Une initiative pour une économie propre
Photo: De gauche à droite: Antoinette Hunziker-Ebneter, directrice de Forma Futura Invest SA, Andreas Missbach, membre de la direction de la Déclaration de Berne, Cornelio Sommaruga, ancien secrétaire d’Etat aux affaires économiques extérieures et président honoraire du CICR, Peter Niggli, directeur d’Alliance Sud, Manon Schick, directrice d’Amnesty International Suisse
Par Laurence Villoz
«L’autorégulation volontaire des entreprises a clairement montré ses limites. Il est nécessaire que la Suisse fasse un pas supplémentaire», a affirmé Manon Schick, la directrice d’Amnesty International Suisse, lors d’une conférence de presse à Berne. Ainsi, 66 organisations actives dans les droits humains, l’entraide et la protection de l’environnement ont lancé l’initiative «pour des multinationales responsables», mardi 21 avril. Cette initiative populaire fédérale demande «que les entreprises soient tenues de protéger les droits humains et l’environnement dans l’ensemble de leurs relations d’affaires».

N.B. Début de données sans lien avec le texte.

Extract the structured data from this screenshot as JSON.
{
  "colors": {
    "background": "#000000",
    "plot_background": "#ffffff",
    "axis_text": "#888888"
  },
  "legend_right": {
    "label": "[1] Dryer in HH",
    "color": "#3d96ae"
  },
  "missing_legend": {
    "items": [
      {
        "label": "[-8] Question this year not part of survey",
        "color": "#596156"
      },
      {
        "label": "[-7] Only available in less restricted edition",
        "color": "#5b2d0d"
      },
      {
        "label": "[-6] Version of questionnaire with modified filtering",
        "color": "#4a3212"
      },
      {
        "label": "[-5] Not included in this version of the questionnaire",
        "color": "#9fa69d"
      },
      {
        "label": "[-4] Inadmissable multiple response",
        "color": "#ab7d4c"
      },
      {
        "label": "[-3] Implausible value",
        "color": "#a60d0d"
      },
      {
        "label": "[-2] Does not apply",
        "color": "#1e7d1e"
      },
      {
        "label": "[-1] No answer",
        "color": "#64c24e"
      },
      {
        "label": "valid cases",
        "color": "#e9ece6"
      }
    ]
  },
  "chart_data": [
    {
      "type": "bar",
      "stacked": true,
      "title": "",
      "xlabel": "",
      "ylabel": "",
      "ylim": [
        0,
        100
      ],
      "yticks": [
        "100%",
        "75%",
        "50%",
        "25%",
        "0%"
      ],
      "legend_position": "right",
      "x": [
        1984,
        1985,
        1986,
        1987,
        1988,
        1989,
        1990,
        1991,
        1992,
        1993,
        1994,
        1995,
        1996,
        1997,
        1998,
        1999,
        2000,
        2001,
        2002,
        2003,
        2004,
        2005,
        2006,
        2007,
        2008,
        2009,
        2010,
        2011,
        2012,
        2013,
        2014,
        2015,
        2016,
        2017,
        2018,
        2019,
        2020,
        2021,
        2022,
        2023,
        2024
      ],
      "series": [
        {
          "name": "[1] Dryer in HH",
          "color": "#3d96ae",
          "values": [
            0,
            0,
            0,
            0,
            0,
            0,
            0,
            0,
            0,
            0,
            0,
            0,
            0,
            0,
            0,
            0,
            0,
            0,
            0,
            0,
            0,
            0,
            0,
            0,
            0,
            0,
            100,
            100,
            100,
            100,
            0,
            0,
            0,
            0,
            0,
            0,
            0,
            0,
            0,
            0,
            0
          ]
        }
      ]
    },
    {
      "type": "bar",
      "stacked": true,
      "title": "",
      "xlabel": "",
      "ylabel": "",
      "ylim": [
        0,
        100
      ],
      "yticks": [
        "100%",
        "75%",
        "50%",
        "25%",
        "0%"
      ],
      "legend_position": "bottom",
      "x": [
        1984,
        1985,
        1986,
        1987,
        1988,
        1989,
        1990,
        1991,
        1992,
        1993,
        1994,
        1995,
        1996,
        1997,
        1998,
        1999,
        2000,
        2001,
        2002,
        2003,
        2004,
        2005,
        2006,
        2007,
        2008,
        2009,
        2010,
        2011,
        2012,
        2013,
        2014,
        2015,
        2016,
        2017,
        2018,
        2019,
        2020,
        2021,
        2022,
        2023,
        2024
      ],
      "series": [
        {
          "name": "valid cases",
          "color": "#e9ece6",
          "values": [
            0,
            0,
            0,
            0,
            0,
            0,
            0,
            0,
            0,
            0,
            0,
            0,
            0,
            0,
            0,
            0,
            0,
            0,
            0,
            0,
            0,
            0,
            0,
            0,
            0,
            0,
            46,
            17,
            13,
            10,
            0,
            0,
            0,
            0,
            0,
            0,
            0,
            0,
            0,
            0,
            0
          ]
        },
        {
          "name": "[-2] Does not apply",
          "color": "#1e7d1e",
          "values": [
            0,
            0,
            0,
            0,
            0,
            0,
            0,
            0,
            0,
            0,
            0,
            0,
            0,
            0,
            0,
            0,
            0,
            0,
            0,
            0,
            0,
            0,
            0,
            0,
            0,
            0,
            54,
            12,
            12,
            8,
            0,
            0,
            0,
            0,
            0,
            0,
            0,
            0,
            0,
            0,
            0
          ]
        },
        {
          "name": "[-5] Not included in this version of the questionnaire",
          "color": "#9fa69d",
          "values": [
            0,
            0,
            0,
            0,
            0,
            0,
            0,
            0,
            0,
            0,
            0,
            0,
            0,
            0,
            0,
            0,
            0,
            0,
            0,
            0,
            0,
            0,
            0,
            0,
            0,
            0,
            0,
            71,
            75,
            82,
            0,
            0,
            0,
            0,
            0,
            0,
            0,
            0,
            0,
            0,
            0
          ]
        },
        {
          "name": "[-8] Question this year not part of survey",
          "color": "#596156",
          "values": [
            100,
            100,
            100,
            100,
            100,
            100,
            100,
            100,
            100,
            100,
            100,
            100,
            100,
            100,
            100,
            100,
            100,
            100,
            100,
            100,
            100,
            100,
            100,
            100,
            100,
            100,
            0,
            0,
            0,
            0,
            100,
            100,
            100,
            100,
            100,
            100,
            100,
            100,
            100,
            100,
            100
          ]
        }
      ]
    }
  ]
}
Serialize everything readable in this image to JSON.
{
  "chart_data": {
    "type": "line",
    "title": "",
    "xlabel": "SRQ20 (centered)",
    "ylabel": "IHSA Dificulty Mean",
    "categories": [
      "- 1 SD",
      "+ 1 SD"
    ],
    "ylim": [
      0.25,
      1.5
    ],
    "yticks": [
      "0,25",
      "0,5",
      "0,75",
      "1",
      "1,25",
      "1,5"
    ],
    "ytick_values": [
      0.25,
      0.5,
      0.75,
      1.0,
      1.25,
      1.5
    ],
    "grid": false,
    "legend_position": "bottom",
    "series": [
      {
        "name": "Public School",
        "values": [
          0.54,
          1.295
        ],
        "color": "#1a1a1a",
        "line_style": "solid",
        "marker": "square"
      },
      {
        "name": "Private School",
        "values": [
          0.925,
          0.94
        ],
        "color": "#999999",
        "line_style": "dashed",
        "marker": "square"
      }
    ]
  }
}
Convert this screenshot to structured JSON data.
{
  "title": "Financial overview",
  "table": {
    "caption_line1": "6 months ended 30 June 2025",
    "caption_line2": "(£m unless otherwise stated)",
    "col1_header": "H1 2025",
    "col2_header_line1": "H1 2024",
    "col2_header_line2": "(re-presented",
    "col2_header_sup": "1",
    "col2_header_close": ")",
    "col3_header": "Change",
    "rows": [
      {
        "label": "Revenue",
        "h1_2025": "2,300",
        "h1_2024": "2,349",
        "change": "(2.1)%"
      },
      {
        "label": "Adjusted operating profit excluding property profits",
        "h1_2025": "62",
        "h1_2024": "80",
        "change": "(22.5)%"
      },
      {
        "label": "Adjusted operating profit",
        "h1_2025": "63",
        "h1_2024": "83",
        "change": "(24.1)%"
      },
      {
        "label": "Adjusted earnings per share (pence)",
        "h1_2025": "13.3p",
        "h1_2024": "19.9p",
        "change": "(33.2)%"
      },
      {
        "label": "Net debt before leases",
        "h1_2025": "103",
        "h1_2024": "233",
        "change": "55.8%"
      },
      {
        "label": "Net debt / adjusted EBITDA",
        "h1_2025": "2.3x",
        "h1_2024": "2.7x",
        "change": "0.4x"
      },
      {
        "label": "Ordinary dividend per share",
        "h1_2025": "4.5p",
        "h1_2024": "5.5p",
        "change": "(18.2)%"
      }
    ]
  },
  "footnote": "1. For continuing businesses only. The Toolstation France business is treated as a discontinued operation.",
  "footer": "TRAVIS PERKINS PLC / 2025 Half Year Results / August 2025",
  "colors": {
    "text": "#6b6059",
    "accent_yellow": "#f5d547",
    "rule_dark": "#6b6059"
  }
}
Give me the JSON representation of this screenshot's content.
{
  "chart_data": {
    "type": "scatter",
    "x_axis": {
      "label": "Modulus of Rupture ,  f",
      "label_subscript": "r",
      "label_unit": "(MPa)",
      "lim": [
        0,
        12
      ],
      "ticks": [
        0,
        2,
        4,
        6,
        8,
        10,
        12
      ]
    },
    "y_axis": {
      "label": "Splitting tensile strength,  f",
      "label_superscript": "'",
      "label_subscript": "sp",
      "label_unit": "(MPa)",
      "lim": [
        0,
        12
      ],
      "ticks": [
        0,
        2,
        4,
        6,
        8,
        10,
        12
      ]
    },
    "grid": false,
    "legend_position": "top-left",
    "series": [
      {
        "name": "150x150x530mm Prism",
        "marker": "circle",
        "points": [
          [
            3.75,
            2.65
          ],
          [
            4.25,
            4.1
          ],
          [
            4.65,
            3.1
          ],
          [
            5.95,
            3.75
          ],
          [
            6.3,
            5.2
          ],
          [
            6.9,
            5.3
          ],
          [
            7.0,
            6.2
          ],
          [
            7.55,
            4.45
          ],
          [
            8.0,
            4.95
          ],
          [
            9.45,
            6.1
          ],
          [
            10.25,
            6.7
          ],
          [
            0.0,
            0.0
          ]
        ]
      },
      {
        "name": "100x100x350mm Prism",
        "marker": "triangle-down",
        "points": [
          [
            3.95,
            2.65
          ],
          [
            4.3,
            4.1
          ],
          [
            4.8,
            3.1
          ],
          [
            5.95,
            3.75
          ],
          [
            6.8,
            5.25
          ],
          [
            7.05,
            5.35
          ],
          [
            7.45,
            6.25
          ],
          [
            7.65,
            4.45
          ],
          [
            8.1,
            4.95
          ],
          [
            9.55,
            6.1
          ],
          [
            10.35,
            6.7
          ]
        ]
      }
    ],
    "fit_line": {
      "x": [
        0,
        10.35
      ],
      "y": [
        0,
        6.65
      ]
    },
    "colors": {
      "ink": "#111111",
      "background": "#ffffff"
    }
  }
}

Selon la soixantaine d'organisations, certaines multinationales suisses ne respectent actuellement ni les droits de l’homme ni l’environnement dans leurs filiales à l’étranger. Par exemple, les activités du géant zougois Glencore dans une mine de cuivre en Zambie produisent des émissions de dioxyde de soufre 40 fois supérieur aux normes définies par l’Organisation mondiale de la santé. Les émanations mortelles rejetées par une production intempestive empoisonnent la population locale et des pluies acides détruisent la végétation.
Parallèlement, les entreprises pharmaceutiques Roche et Novartis délocalisent leurs essais cliniques dans des pays émergents, testant ainsi des médicaments sur des êtres humains, dans des Etats où les réglementations sont moins strictes. Un autre exemple concerne la production de cacao. Environ 70% des fèves proviennent de l’Afrique de l’Ouest où plus d’un demi-million d’enfants travaillent dans les plantations.
Contacté peu après l'annonce de l'initiative, Glencore rejette les accusions contre son entreprise, soulignant adhérer aux Principes volontaires sur la sécurité et les droits de l'homme, un ensemble de principes destinés à guider les entreprises «dans le maintien de la sécurité de leurs opérations dans un cadre d'exploitation qui encourage le respect des droits de l'homme». Novartis de son côté, n’a pas souhaité se prononcer.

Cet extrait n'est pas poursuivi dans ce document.